More did not lead me to the angels I was seeking, only more of the same—tickets to the Anaheim Angels ball park, listing of the TV shows and films of the female sleuths, and description of the infamous motorcycle organization. Refusing to be daunted I pursued my quest and was taken to a site where I was inundated with a variety of saccharine verses including the word “angel” for various occasions.
How did it happen that many have lost touch with the Biblical angels sent by the Lord as messengers for the salvation of human beings, who announced to certain persons what their role would be in God’s plan for mankind, accompanying our Lord, God and Savior at His entry, mission and ascension from earth? Prayers for their guidance and protection are in every Orthodox Christian prayer book. In our churches akathists are addressed to the angels. Even in western Christianity, at least in the past, they were taken seriously. Recall when Hansel and Gretel in the opera by that name were lost in the forest, they took comfort in knowing that fourteen angels surrounded them as they slept. Yet now in these times angels appear only during the period between Thanksgiving to Christmas. It happened over the centuries. When western Christianity considered it an advance in spirituality to abandon their interest in the transcendent realms and chose instead to lower their vision to concentrate on the world and exclusively human interests, the existence and functions of the bodiless beings ceased to be of concern. As one writer put it: The proper study of mankind is man.
The demons had lost their power to intimidate and terrorize. They were demoted from monsters of the night and incubi of nightmares to the gargoyles in the gutters of cathedrals, and eventually to the ghosts and red imps of Halloween, more charming than frightening.
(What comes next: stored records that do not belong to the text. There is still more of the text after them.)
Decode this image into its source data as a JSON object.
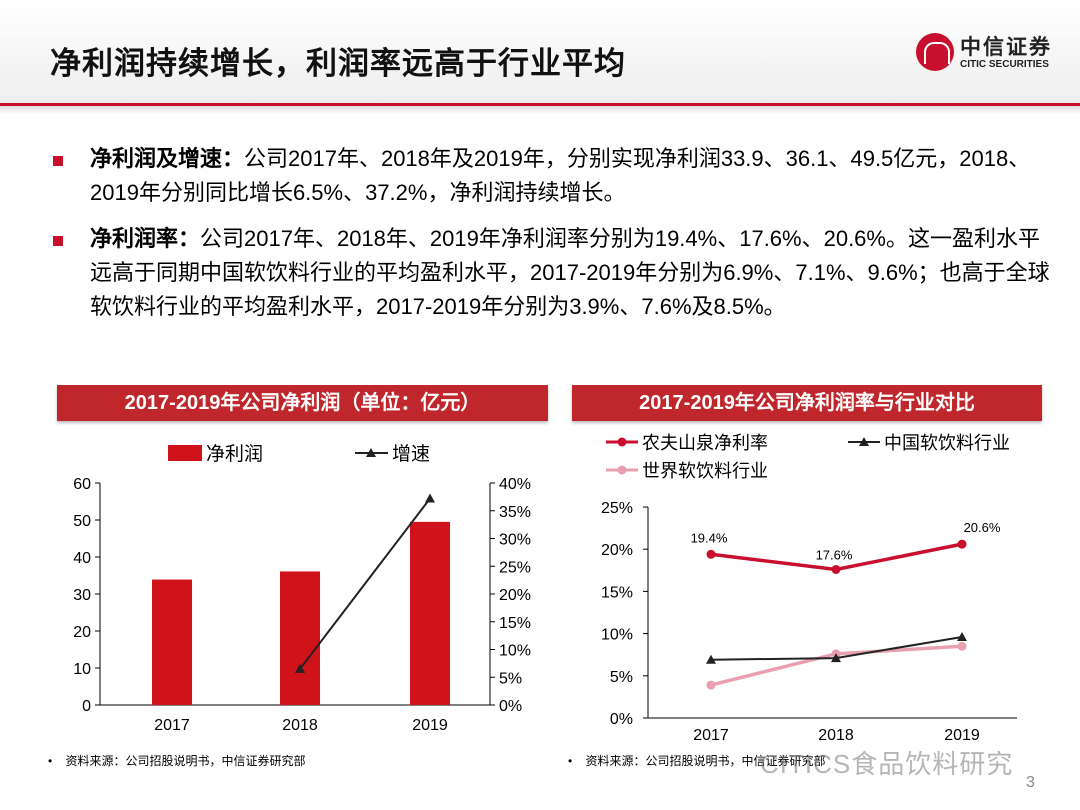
{
  "header": {
    "title": "净利润持续增长，利润率远高于行业平均",
    "logo_cn": "中信证券",
    "logo_en": "CITIC SECURITIES"
  },
  "bullets": [
    {
      "label": "净利润及增速：",
      "text": "公司2017年、2018年及2019年，分别实现净利润33.9、36.1、49.5亿元，2018、2019年分别同比增长6.5%、37.2%，净利润持续增长。"
    },
    {
      "label": "净利润率：",
      "text": "公司2017年、2018年、2019年净利润率分别为19.4%、17.6%、20.6%。这一盈利水平远高于同期中国软饮料行业的平均盈利水平，2017-2019年分别为6.9%、7.1%、9.6%；也高于全球软饮料行业的平均盈利水平，2017-2019年分别为3.9%、7.6%及8.5%。"
    }
  ],
  "chart_data": [
    {
      "type": "bar+line",
      "title": "2017-2019年公司净利润（单位：亿元）",
      "categories": [
        "2017",
        "2018",
        "2019"
      ],
      "series": [
        {
          "name": "净利润",
          "type": "bar",
          "axis": "left",
          "values": [
            33.9,
            36.1,
            49.5
          ],
          "color": "#d0121b"
        },
        {
          "name": "增速",
          "type": "line",
          "axis": "right",
          "values": [
            null,
            6.5,
            37.2
          ],
          "color": "#222222"
        }
      ],
      "ylim": [
        0,
        60
      ],
      "yticks": [
        "0",
        "10",
        "20",
        "30",
        "40",
        "50",
        "60"
      ],
      "y2lim": [
        0,
        40
      ],
      "y2ticks": [
        "0%",
        "5%",
        "10%",
        "15%",
        "20%",
        "25%",
        "30%",
        "35%",
        "40%"
      ],
      "legend": "top"
    },
    {
      "type": "line",
      "title": "2017-2019年公司净利润率与行业对比",
      "categories": [
        "2017",
        "2018",
        "2019"
      ],
      "series": [
        {
          "name": "农夫山泉净利率",
          "values": [
            19.4,
            17.6,
            20.6
          ],
          "color": "#c8102e",
          "labels": [
            "19.4%",
            "17.6%",
            "20.6%"
          ]
        },
        {
          "name": "中国软饮料行业",
          "values": [
            6.9,
            7.1,
            9.6
          ],
          "color": "#222222"
        },
        {
          "name": "世界软饮料行业",
          "values": [
            3.9,
            7.6,
            8.5
          ],
          "color": "#e8a0b0"
        }
      ],
      "ylim": [
        0,
        25
      ],
      "yticks": [
        "0%",
        "5%",
        "10%",
        "15%",
        "20%",
        "25%"
      ],
      "legend": "top"
    }
  ],
  "sources": [
    "资料来源：公司招股说明书，中信证券研究部",
    "资料来源：公司招股说明书，中信证券研究部"
  ],
  "watermark": "CITICS食品饮料研究",
  "page_number": "3"
}
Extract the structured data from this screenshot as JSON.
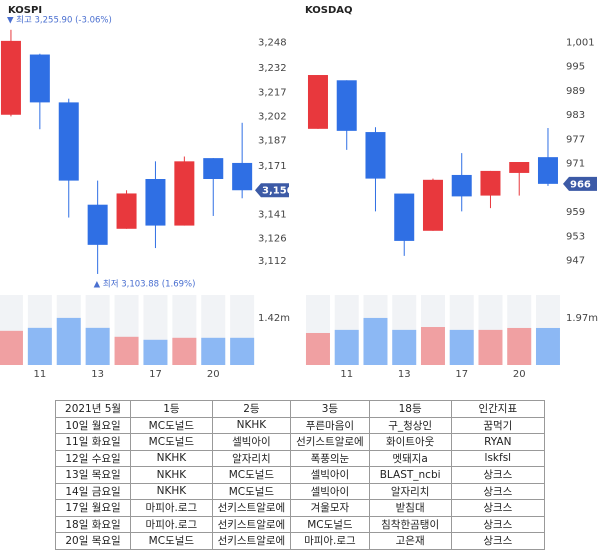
{
  "chart_data": [
    {
      "type": "candlestick",
      "title": "KOSPI",
      "categories": [
        null,
        "11",
        null,
        "13",
        null,
        "17",
        null,
        "20",
        null
      ],
      "open": [
        3203,
        3240.5,
        3210.7,
        3147,
        3132,
        3163,
        3134,
        3176,
        3173
      ],
      "high": [
        3255.9,
        3241,
        3213,
        3162,
        3156,
        3174,
        3177,
        3176,
        3198
      ],
      "low": [
        3202,
        3194,
        3139,
        3103.88,
        3132,
        3120,
        3134,
        3140,
        3151
      ],
      "close": [
        3249,
        3210.7,
        3162,
        3122,
        3154,
        3134,
        3174,
        3163,
        3156
      ],
      "volume": [
        1.03,
        1.12,
        1.42,
        1.12,
        0.85,
        0.76,
        0.82,
        0.82,
        0.82
      ],
      "ylim": [
        3097,
        3262
      ],
      "yticks": [
        {
          "value": 3248,
          "label": "3,248"
        },
        {
          "value": 3232,
          "label": "3,232"
        },
        {
          "value": 3217,
          "label": "3,217"
        },
        {
          "value": 3202,
          "label": "3,202"
        },
        {
          "value": 3187,
          "label": "3,187"
        },
        {
          "value": 3171,
          "label": "3,171"
        },
        {
          "value": 3141,
          "label": "3,141"
        },
        {
          "value": 3126,
          "label": "3,126"
        },
        {
          "value": 3112,
          "label": "3,112"
        }
      ],
      "current": {
        "value": 3156,
        "label": "3,156"
      },
      "volume_lim": [
        0,
        2.11
      ],
      "volume_ticks": [
        {
          "value": 1.42,
          "label": "1.42m"
        }
      ],
      "annotations": [
        "▼ 최고 3,255.90 (-3.06%)",
        "▲ 최저 3,103.88 (1.69%)"
      ],
      "up_color": "#e8383d",
      "down_color": "#2f6fe4",
      "volume_up_color": "#f0a0a2",
      "volume_down_color": "#8cb8f4"
    },
    {
      "type": "candlestick",
      "title": "KOSDAQ",
      "categories": [
        null,
        "11",
        null,
        "13",
        null,
        "17",
        null,
        "20",
        null
      ],
      "open": [
        979.6,
        991.6,
        978.8,
        963.6,
        954.4,
        968.2,
        963.1,
        968.7,
        972.6
      ],
      "high": [
        992.9,
        991.6,
        980,
        963.6,
        967.3,
        973.6,
        969.2,
        971.4,
        979.8
      ],
      "low": [
        979.6,
        974.4,
        959.2,
        948.2,
        954.4,
        959.2,
        960,
        963.1,
        965.5
      ],
      "close": [
        992.9,
        979.1,
        967.3,
        951.9,
        967,
        962.9,
        969.2,
        971.4,
        966
      ],
      "volume": [
        1.34,
        1.47,
        1.97,
        1.47,
        1.59,
        1.47,
        1.47,
        1.55,
        1.55
      ],
      "ylim": [
        941,
        1006.5
      ],
      "yticks": [
        {
          "value": 1001,
          "label": "1,001"
        },
        995,
        989,
        983,
        977,
        971,
        959,
        953,
        947
      ],
      "current": {
        "value": 966,
        "label": "966"
      },
      "volume_lim": [
        0,
        2.93
      ],
      "volume_ticks": [
        {
          "value": 1.97,
          "label": "1.97m"
        }
      ],
      "annotations": [],
      "up_color": "#e8383d",
      "down_color": "#2f6fe4",
      "volume_up_color": "#f0a0a2",
      "volume_down_color": "#8cb8f4"
    }
  ],
  "table": {
    "header": [
      "2021년 5월",
      "1등",
      "2등",
      "3등",
      "18등",
      "인간지표"
    ],
    "rows": [
      [
        "10일 월요일",
        "MC도널드",
        "NKHK",
        "푸른마음이",
        "구_청상인",
        "꿈먹기"
      ],
      [
        "11일 화요일",
        "MC도널드",
        "셀빅아이",
        "선키스트알로에",
        "화이트아웃",
        "RYAN"
      ],
      [
        "12일 수요일",
        "NKHK",
        "알자리치",
        "폭풍의눈",
        "멧돼지a",
        "lskfsl"
      ],
      [
        "13일 목요일",
        "NKHK",
        "MC도널드",
        "셀빅아이",
        "BLAST_ncbi",
        "상크스"
      ],
      [
        "14일 금요일",
        "NKHK",
        "MC도널드",
        "셀빅아이",
        "알자리치",
        "상크스"
      ],
      [
        "17일 월요일",
        "마피아.로그",
        "선키스트알로에",
        "겨울모자",
        "받침대",
        "상크스"
      ],
      [
        "18일 화요일",
        "마피아.로그",
        "선키스트알로에",
        "MC도널드",
        "침착한곰탱이",
        "상크스"
      ],
      [
        "20일 목요일",
        "MC도널드",
        "선키스트알로에",
        "마피아.로그",
        "고은재",
        "상크스"
      ]
    ]
  }
}
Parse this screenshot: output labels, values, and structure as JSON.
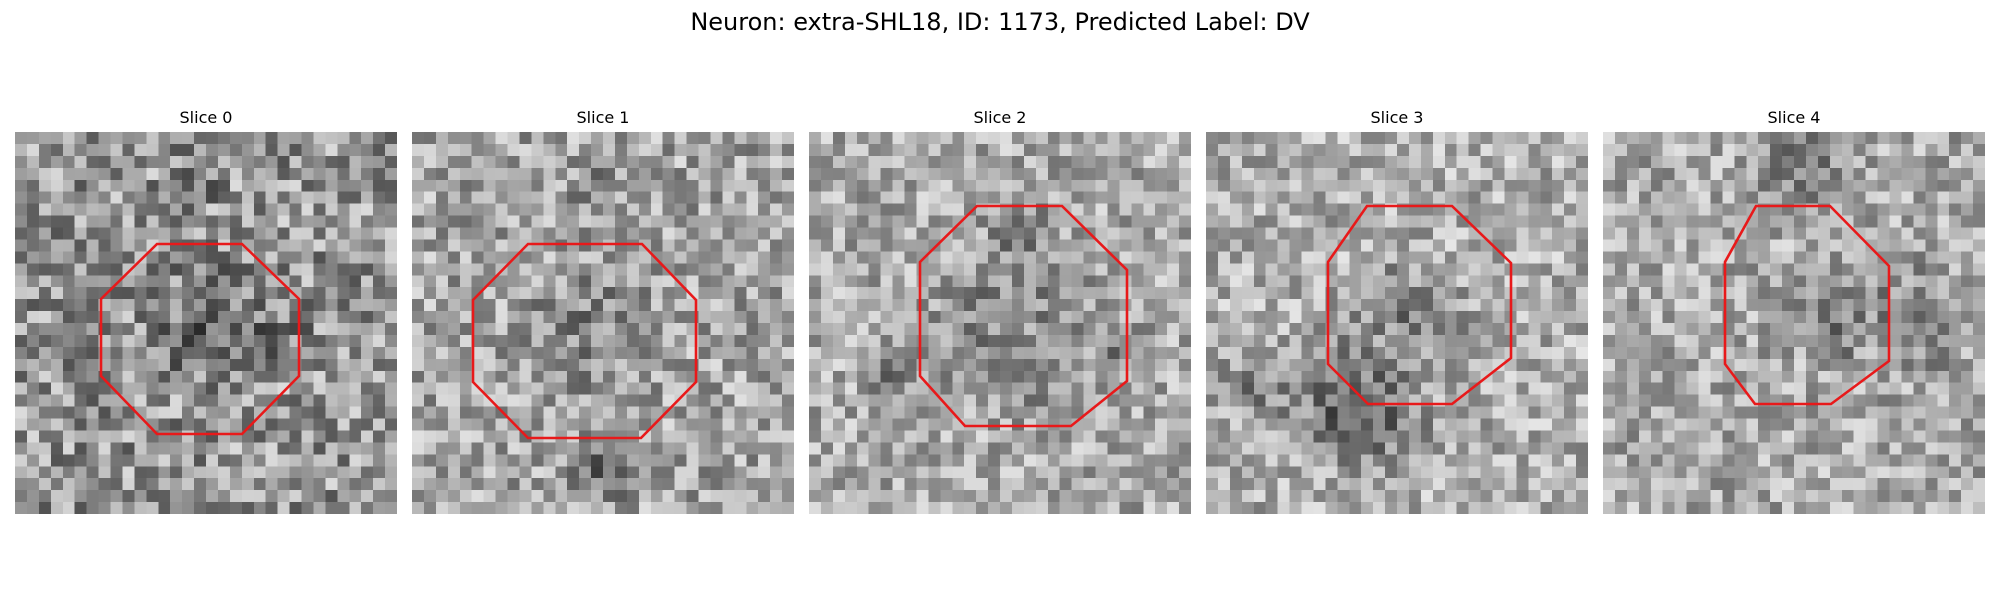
{
  "figure": {
    "title": "Neuron: extra-SHL18, ID: 1173, Predicted Label: DV"
  },
  "colors": {
    "roi_outline": "#e8191a",
    "background": "#ffffff"
  },
  "panels": [
    {
      "title": "Slice 0"
    },
    {
      "title": "Slice 1"
    },
    {
      "title": "Slice 2"
    },
    {
      "title": "Slice 3"
    },
    {
      "title": "Slice 4"
    }
  ]
}
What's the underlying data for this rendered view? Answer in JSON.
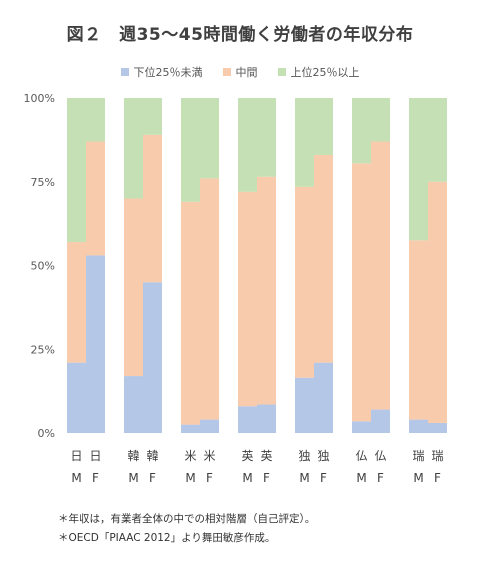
{
  "chart_data": {
    "type": "bar",
    "stacked": true,
    "title": "図２　週35～45時間働く労働者の年収分布",
    "categories": [
      "日 M",
      "日 F",
      "韓 M",
      "韓 F",
      "米 M",
      "米 F",
      "英 M",
      "英 F",
      "独 M",
      "独 F",
      "仏 M",
      "仏 F",
      "瑞 M",
      "瑞 F"
    ],
    "country_labels": [
      "日",
      "日",
      "韓",
      "韓",
      "米",
      "米",
      "英",
      "英",
      "独",
      "独",
      "仏",
      "仏",
      "瑞",
      "瑞"
    ],
    "sex_labels": [
      "M",
      "F",
      "M",
      "F",
      "M",
      "F",
      "M",
      "F",
      "M",
      "F",
      "M",
      "F",
      "M",
      "F"
    ],
    "series": [
      {
        "name": "下位25％未満",
        "color": "#b4c7e7",
        "values": [
          21,
          53,
          17,
          45,
          2.5,
          4,
          8,
          8.5,
          16.5,
          21,
          3.5,
          7,
          4,
          3
        ]
      },
      {
        "name": "中間",
        "color": "#f8cbad",
        "values": [
          36,
          34,
          53,
          44,
          66.5,
          72,
          64,
          68,
          57,
          62,
          77,
          80,
          53.5,
          72
        ]
      },
      {
        "name": "上位25％以上",
        "color": "#c5e0b4",
        "values": [
          43,
          13,
          30,
          11,
          31,
          24,
          28,
          23.5,
          26.5,
          17,
          19.5,
          13,
          42.5,
          25
        ]
      }
    ],
    "yticks": [
      "0%",
      "25%",
      "50%",
      "75%",
      "100%"
    ],
    "ylim": [
      0,
      100
    ],
    "legend_position": "top",
    "grid": false
  },
  "notes": [
    "＊年収は，有業者全体の中での相対階層（自己評定）。",
    "＊OECD「PIAAC 2012」より舞田敏彦作成。"
  ]
}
In the culture we live in dominated by western Christianity, we are conditioned neither to fear the powers of darkness nor pray to guardian angels. May they have a revival in our spiritual development.
Angels have become a euphemism for something positive. But oddly enough, demons and devils are not considered negative, just adventurous. In a society that has no place for sin, a professional hockey team will call itself “Devils” to suggest a roughhouse, don’t-give-a-care attitude to opponents. How many Blue Devils teams, bands, and organizations cherish that name? Fathers encourage their sons, and in these days daughters as well, to show spirit. “You little devil!” is a sign of approval for evidence of combativeness and shrewdness. The terms “angel” and “devil” have lost all of their original meaning, along with virtue and wickedness, good and evil, salvation and sin.
The irony of it all is that we claim to be a society of believers, and Christianity is the stereotype for American faith in God. In the street, to proclaim an active, consistent and serious communication with the angels, to confess that you include in your daily prayers an appeal to your guardian angel to protect and pray for you, to thank your angel and patron saint for their concern for your soul is to expose yourself to criticism if not ridicule from modern “Christians.” But not to take into account the presence of the angels and their role in your salvation is to abandon yourself to the spiritual myopia of our society.